In 1990, Greenberg was appointed by Zhu Rongji, then mayor of Shanghai, as the first chairman of the International Business Leaders' Advisory Council, a think tank set up under the mayor’s office. Greenberg is the only person to have served in that capacity for two terms.

In 2011, Starr was invited by the Shanghai government to become a shareholder of Dazhong Insurance and participate in reforms of the state-owned company. Greenberg flew to Shanghai several times to monitor the development of the joint venture.

In 2014, the Starr Foundation sponsored a program between the New York Philharmonic and the Shanghai Orchestra Academy, contributing to exchanges of international cultural arts.

The next year, with Greenberg’s support, Starr joined hands with Shanghai Education Commission to launch a “red cap” program to promote safety education in schools and public awareness of traffic safety.

Greenberg was granted Shanghai honorary citizenship in 1997. He was appointed a senior economic advisor to Beijing in 1994 and awarded the China Reform Friendship Medal in 2018.

Expatriates part of Shanghai's development for decades
Wang Rongjiang / SHINE

Maurice Greenberg, then chairman and chief executive of American International Group, was granted Shanghai honorary citizenship in 1997.

Linda Tsao Yang

Linda Tsao Yang, 93, was born in Shanghai and went on to an illustrious career in United States banking. She was awarded honorary citizenship in 2016 for her work in the cleanup of Suzhou Creek and for her efforts in promoting friendly relations between Shanghai and California.

“I could not help shedding tears of joy and gratitude when I heard that the government and people of my birthplace were giving me such a high honor, 70 years after I left the city to study and then live in the US,” said Yang, chairwoman emeritus of the Hong Kong-based Asian Corporate Governance Association.

She left Shanghai in 1946 to study banking and international finance at Columbia University in New York. After graduation, she stayed and worked in banking in the US.

When she returned to Shanghai in the mid-1980s and early 1990s, she visited Suzhou Creek and saw a downtown waterway that was smelly and choked by garbage and waste.
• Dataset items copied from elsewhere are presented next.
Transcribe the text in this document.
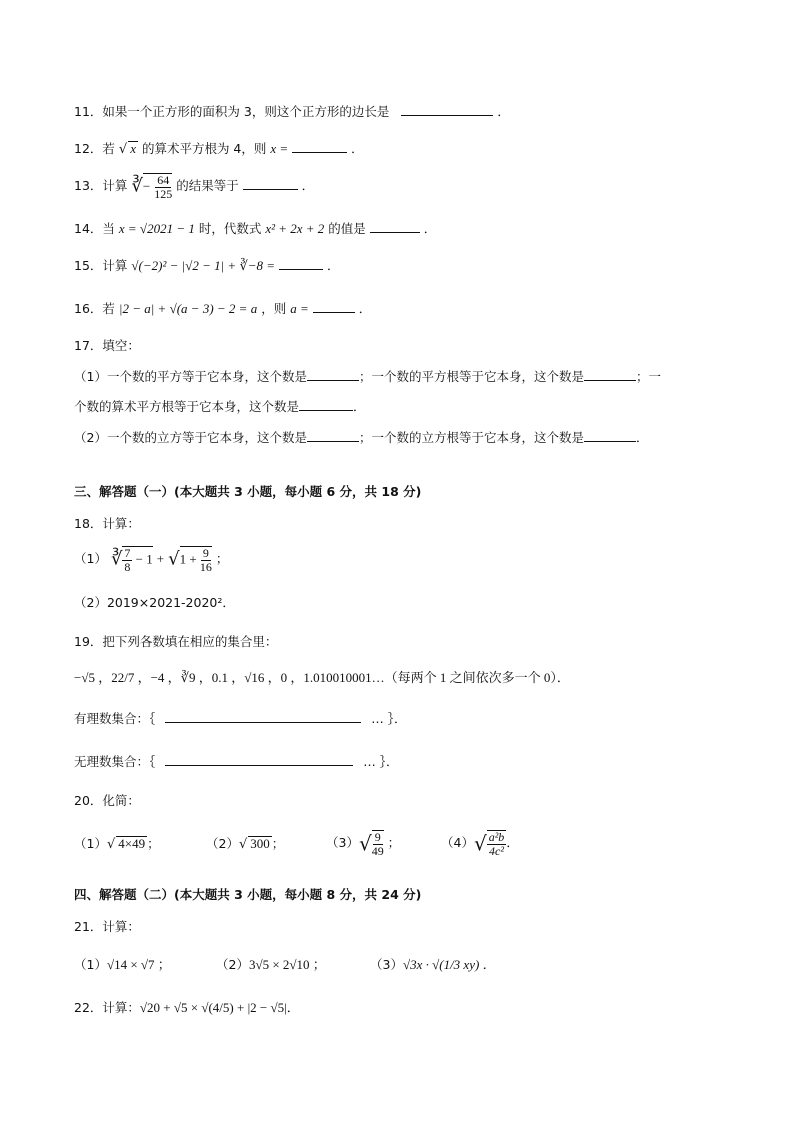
11．如果一个正方形的面积为 3，则这个正方形的边长是	．
12．若 √ x 的算术平方根为 4，则 x =	．
13．计算 ∛− $\frac{64}{125}$ 的结果等于	．
14．当 x = √2021 − 1 时，代数式 x² + 2x + 2 的值是	．
15．计算 √(−2)² − |√2 − 1| + ∛−8 =	．
16．若 |2 − a| + √(a − 3) − 2 = a ，则 a =	．
17．填空：
（1）一个数的平方等于它本身，这个数是	；一个数的平方根等于它本身，这个数是	；一
个数的算术平方根等于它本身，这个数是	．
（2）一个数的立方等于它本身，这个数是	；一个数的立方根等于它本身，这个数是	．
三、解答题（一）(本大题共 3 小题，每小题 6 分，共 18 分)
18．计算：
（1） ∛ $\frac{7}{8} - 1 + √1 + \frac{9}{16}$ ；
（2）2019×2021-2020²．
19．把下列各数填在相应的集合里：
−√5 ，22/7 ，−4 ，∛9 ，0.1 ，√16 ，0 ，1.010010001…（每两个 1 之间依次多一个 0）．
有理数集合：｛	… ｝．
无理数集合：｛	… ｝．
20．化简：
（1）√ 4×49 ；	（2）√ 300 ；	$(3)√ \frac{9}{49}$ ；	$(4)√ \frac{\text{a²b}}{\text{4c²}}$ ．
四、解答题（二）(本大题共 3 小题，每小题 8 分，共 24 分)
21．计算：
（1）√14 × √7 ；	（2）3√5 × 2√10 ；	（3）√3x · √(1/3 xy) ．
22．计算：√20 + √5 × √(4/5) + |2 − √5|．
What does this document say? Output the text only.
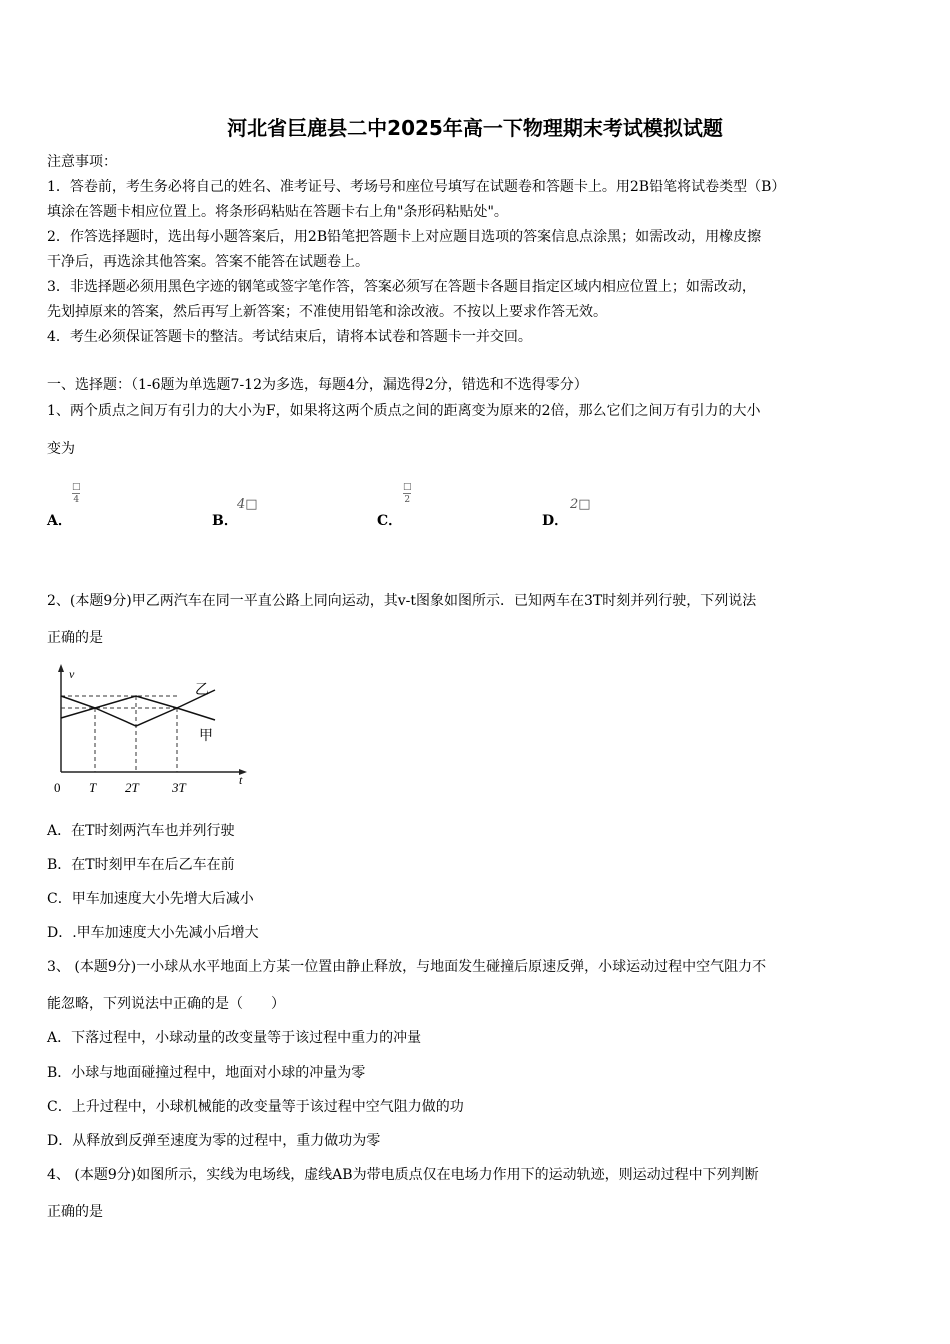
河北省巨鹿县二中2025年高一下物理期末考试模拟试题
注意事项：
1．答卷前，考生务必将自己的姓名、准考证号、考场号和座位号填写在试题卷和答题卡上。用2B铅笔将试卷类型（B）
填涂在答题卡相应位置上。将条形码粘贴在答题卡右上角"条形码粘贴处"。
2．作答选择题时，选出每小题答案后，用2B铅笔把答题卡上对应题目选项的答案信息点涂黑；如需改动，用橡皮擦
干净后，再选涂其他答案。答案不能答在试题卷上。
3．非选择题必须用黑色字迹的钢笔或签字笔作答，答案必须写在答题卡各题目指定区域内相应位置上；如需改动，
先划掉原来的答案，然后再写上新答案；不准使用铅笔和涂改液。不按以上要求作答无效。
4．考生必须保证答题卡的整洁。考试结束后，请将本试卷和答题卡一并交回。
一、选择题：（1-6题为单选题7-12为多选，每题4分，漏选得2分，错选和不选得零分）
1、两个质点之间万有引力的大小为F，如果将这两个质点之间的距离变为原来的2倍，那么它们之间万有引力的大小
变为
A．
□
4
B．
4□
C．
□
2
D．
2□
2、(本题9分)甲乙两汽车在同一平直公路上同向运动，其v-t图象如图所示．已知两车在3T时刻并列行驶，下列说法
正确的是
v
t
乙
甲
0 T 2T	3T
A．在T时刻两汽车也并列行驶
B．在T时刻甲车在后乙车在前
C．甲车加速度大小先增大后减小
D．.甲车加速度大小先减小后增大
3、 (本题9分)一小球从水平地面上方某一位置由静止释放，与地面发生碰撞后原速反弹，小球运动过程中空气阻力不
能忽略，下列说法中正确的是（　　）
A．下落过程中，小球动量的改变量等于该过程中重力的冲量
B．小球与地面碰撞过程中，地面对小球的冲量为零
C．上升过程中，小球机械能的改变量等于该过程中空气阻力做的功
D．从释放到反弹至速度为零的过程中，重力做功为零
4、 (本题9分)如图所示，实线为电场线，虚线AB为带电质点仅在电场力作用下的运动轨迹，则运动过程中下列判断
正确的是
Yang was named US ambassador and executive director of the board of the Asian Development Bank in Manila from 1993 to 1999. During her tenure, she helped arrange US$300 million in funding for the Suzhou Creek environmental treatment project.
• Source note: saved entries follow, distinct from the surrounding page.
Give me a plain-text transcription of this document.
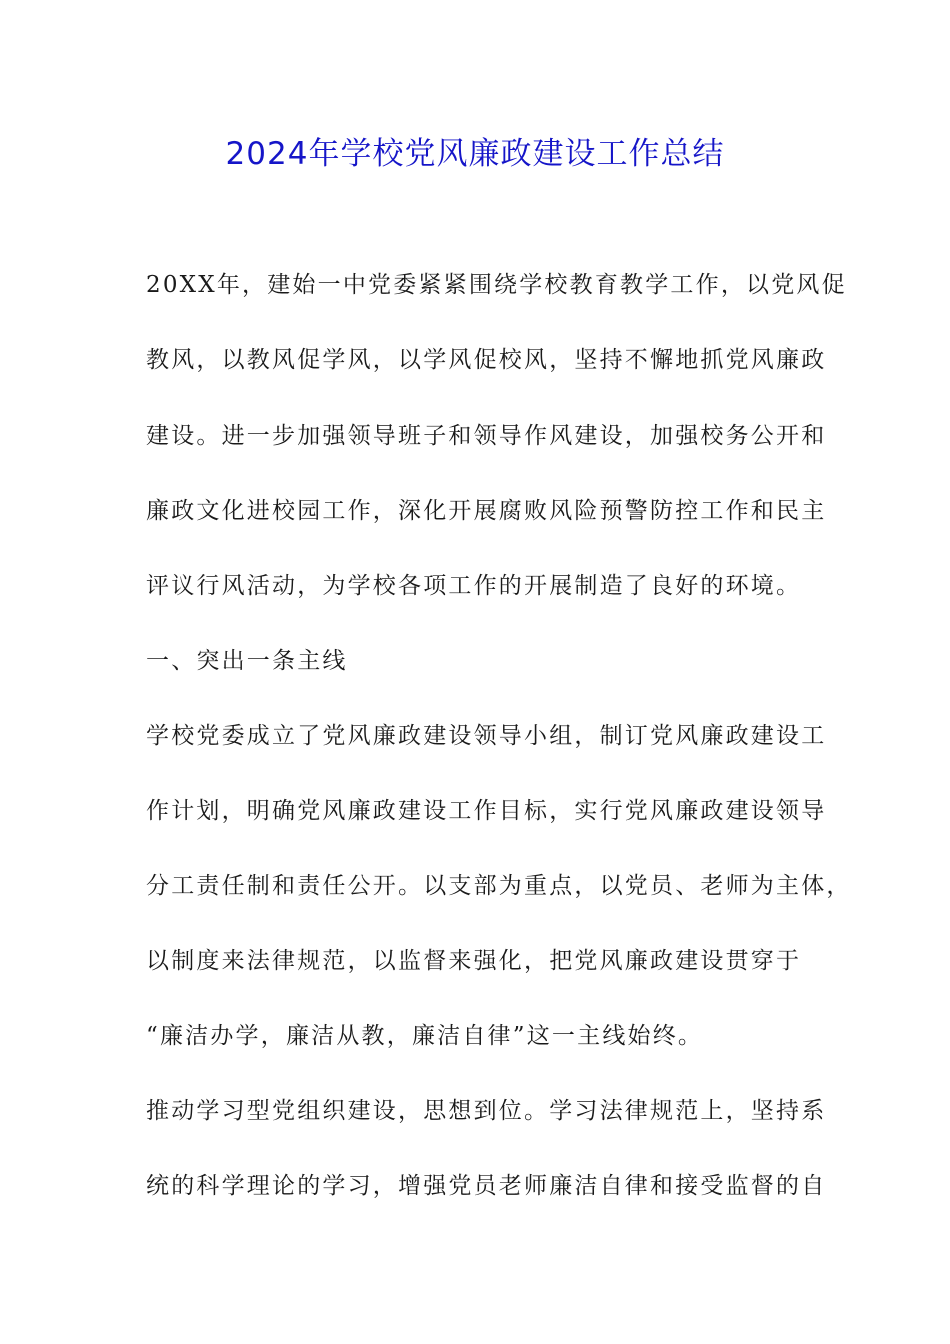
2024年学校党风廉政建设工作总结
20XX年，建始一中党委紧紧围绕学校教育教学工作，以党风促
教风，以教风促学风，以学风促校风，坚持不懈地抓党风廉政
建设。进一步加强领导班子和领导作风建设，加强校务公开和
廉政文化进校园工作，深化开展腐败风险预警防控工作和民主
评议行风活动，为学校各项工作的开展制造了良好的环境。
一、突出一条主线
学校党委成立了党风廉政建设领导小组，制订党风廉政建设工
作计划，明确党风廉政建设工作目标，实行党风廉政建设领导
分工责任制和责任公开。以支部为重点，以党员、老师为主体，
以制度来法律规范，以监督来强化，把党风廉政建设贯穿于
“廉洁办学，廉洁从教，廉洁自律”这一主线始终。
推动学习型党组织建设，思想到位。学习法律规范上，坚持系
统的科学理论的学习，增强党员老师廉洁自律和接受监督的自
Yang called it an important undertaking because of the positive impact it would have on millions of people in Shanghai.

Suzhou Creek today wends through a hub of culture-related studios and businesses, with museums and greenbelts.

In addition to her duties as a banker, Yang is a long-time member and a former director of the Committee of 100, which is dedicated to promoting relations between the US and China.
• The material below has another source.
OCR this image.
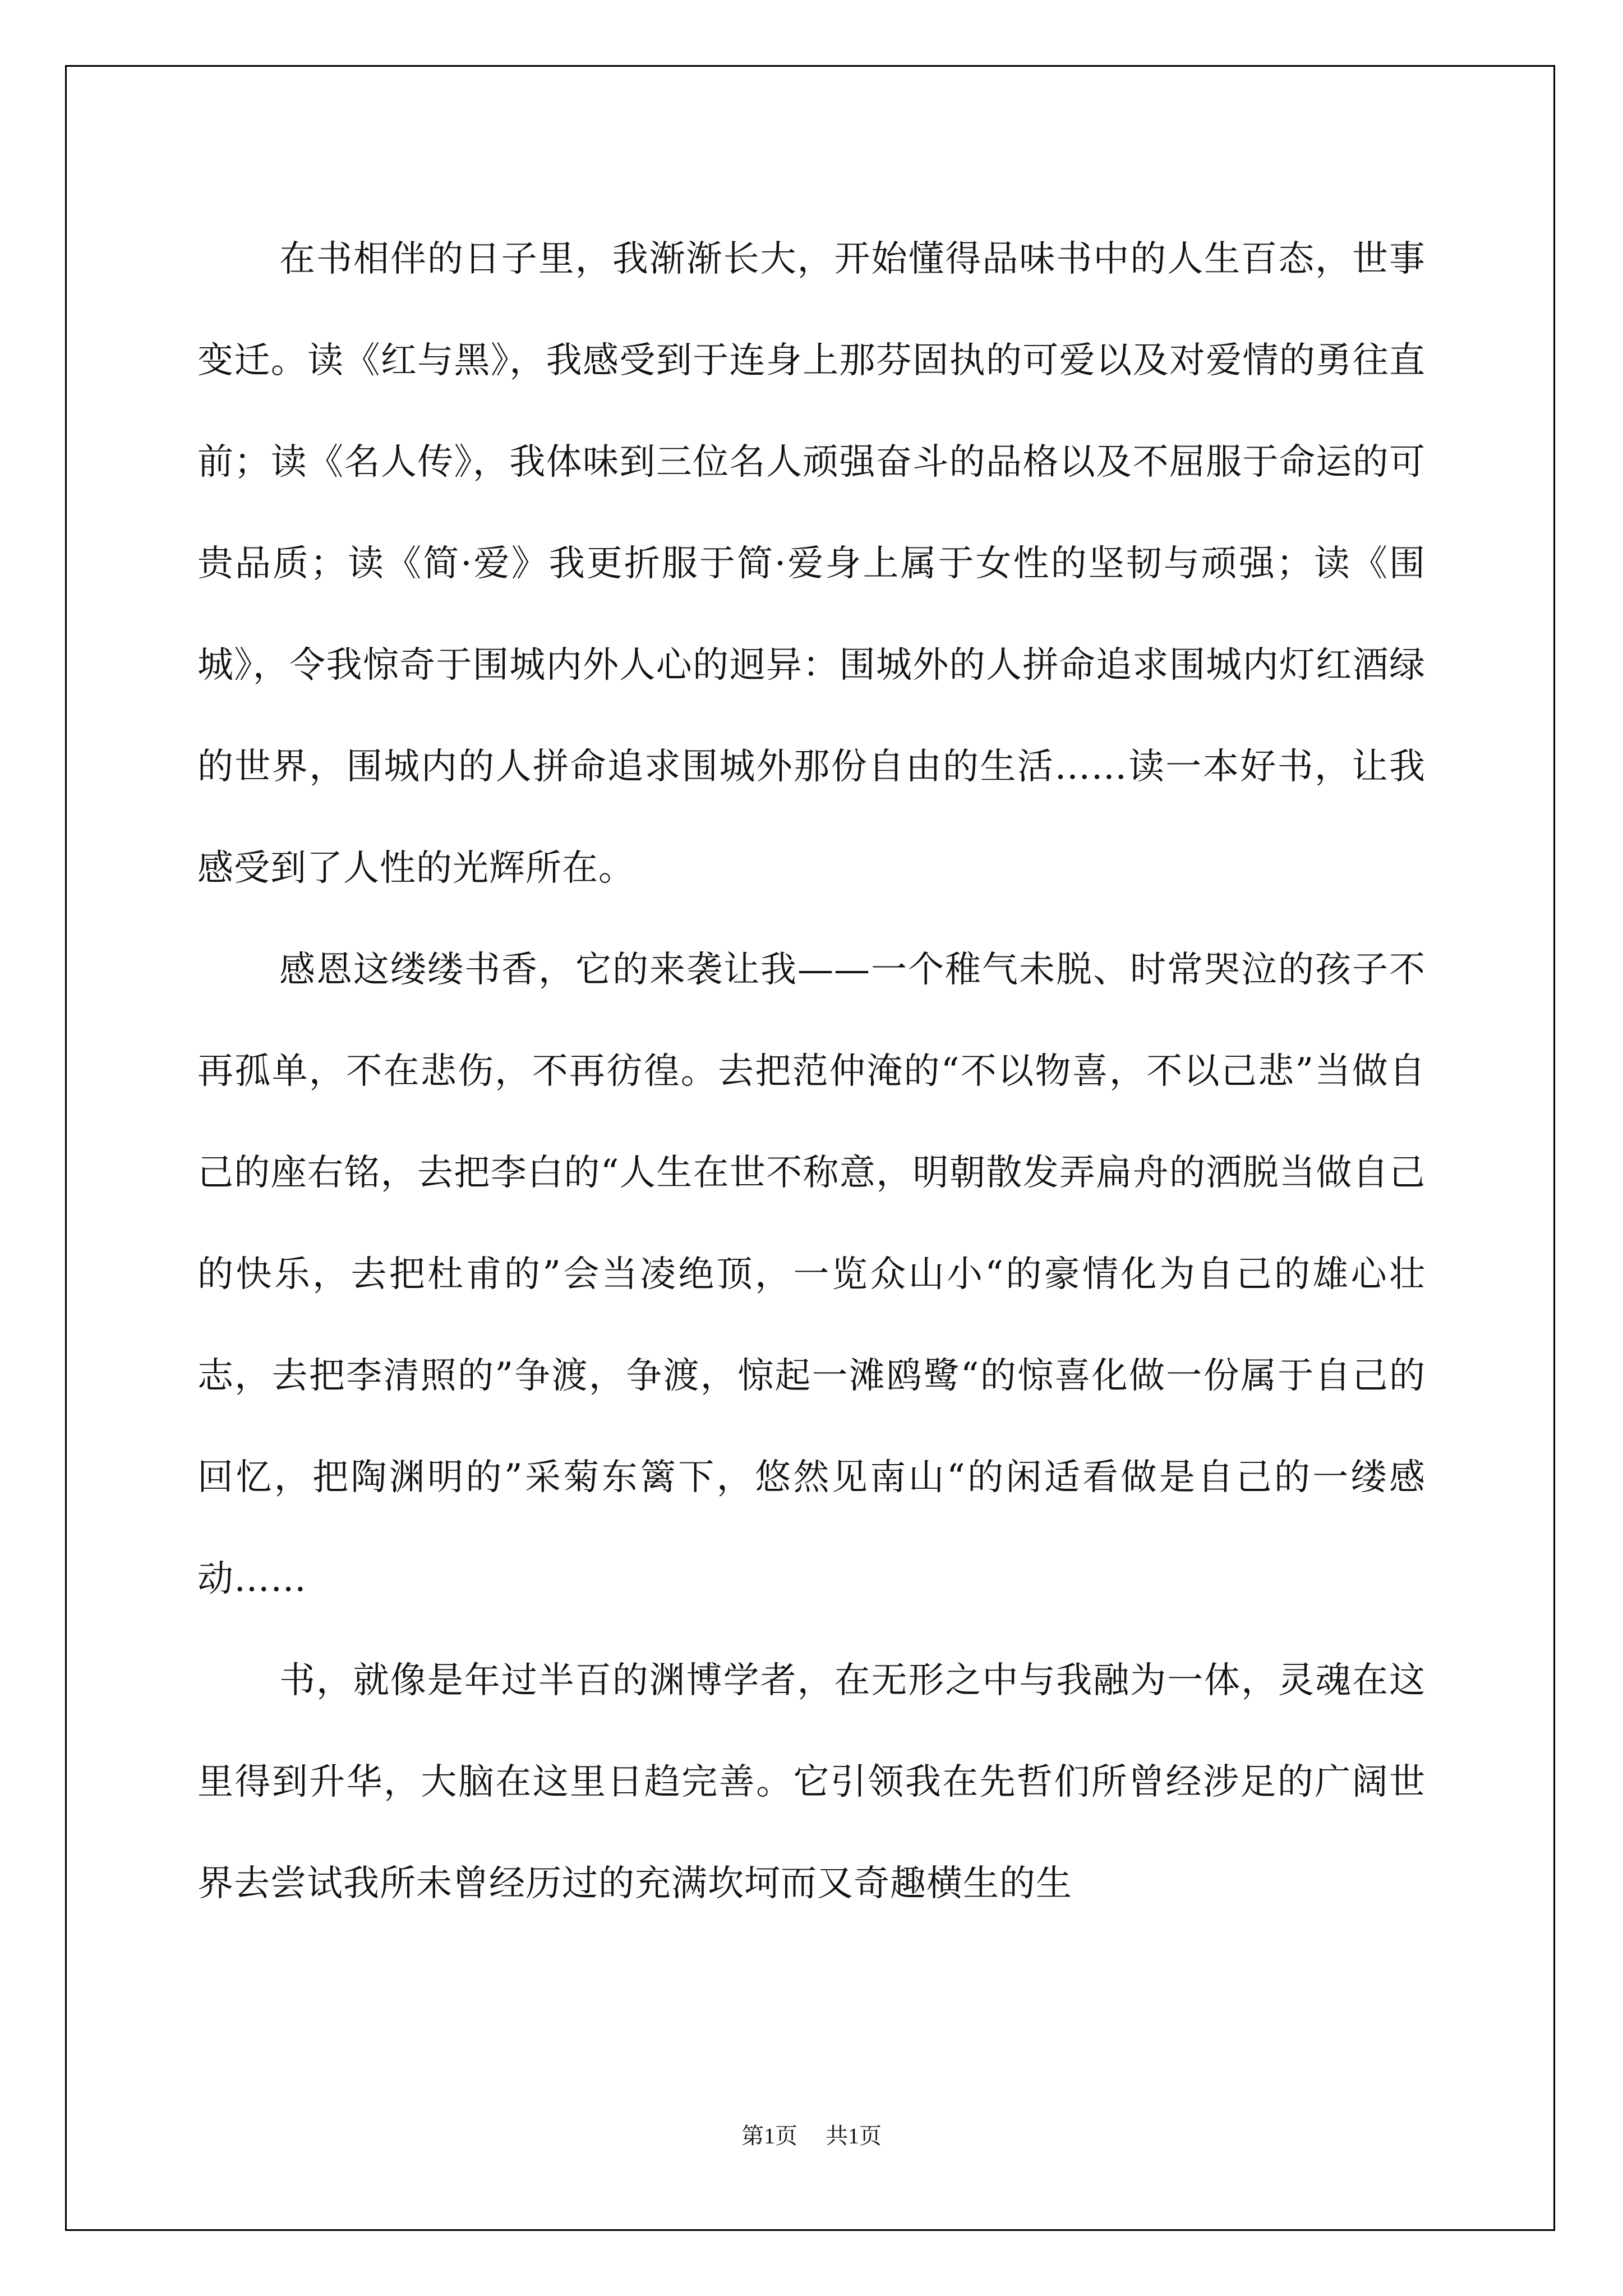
在书相伴的日子里，我渐渐长大，开始懂得品味书中的人生百态，世事变迁。读《红与黑》，我感受到于连身上那芬固执的可爱以及对爱情的勇往直前；读《名人传》，我体味到三位名人顽强奋斗的品格以及不屈服于命运的可贵品质；读《简·爱》我更折服于简·爱身上属于女性的坚韧与顽强；读《围城》，令我惊奇于围城内外人心的迥异：围城外的人拼命追求围城内灯红酒绿的世界，围城内的人拼命追求围城外那份自由的生活……读一本好书，让我感受到了人性的光辉所在。

感恩这缕缕书香，它的来袭让我——一个稚气未脱、时常哭泣的孩子不再孤单，不在悲伤，不再彷徨。去把范仲淹的“不以物喜，不以己悲”当做自己的座右铭，去把李白的“人生在世不称意，明朝散发弄扁舟的洒脱当做自己的快乐，去把杜甫的”会当凌绝顶，一览众山小“的豪情化为自己的雄心壮志，去把李清照的”争渡，争渡，惊起一滩鸥鹭“的惊喜化做一份属于自己的回忆，把陶渊明的”采菊东篱下，悠然见南山“的闲适看做是自己的一缕感动……

书，就像是年过半百的渊博学者，在无形之中与我融为一体，灵魂在这里得到升华，大脑在这里日趋完善。它引领我在先哲们所曾经涉足的广阔世界去尝试我所未曾经历过的充满坎坷而又奇趣横生的生

第1页 共1页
She is a frequent speaker on matters related to the economic and social development of China and has promoted closer ties between public and private sectors to boost international finance and trade.

Expatriates part of Shanghai's development for decades
Wang Rongjiang / SHINE

Linda Tsao Yang was born in Shanghai and awarded honorary citizenship in 2016, 70 years after she left the city to study and then live in the US.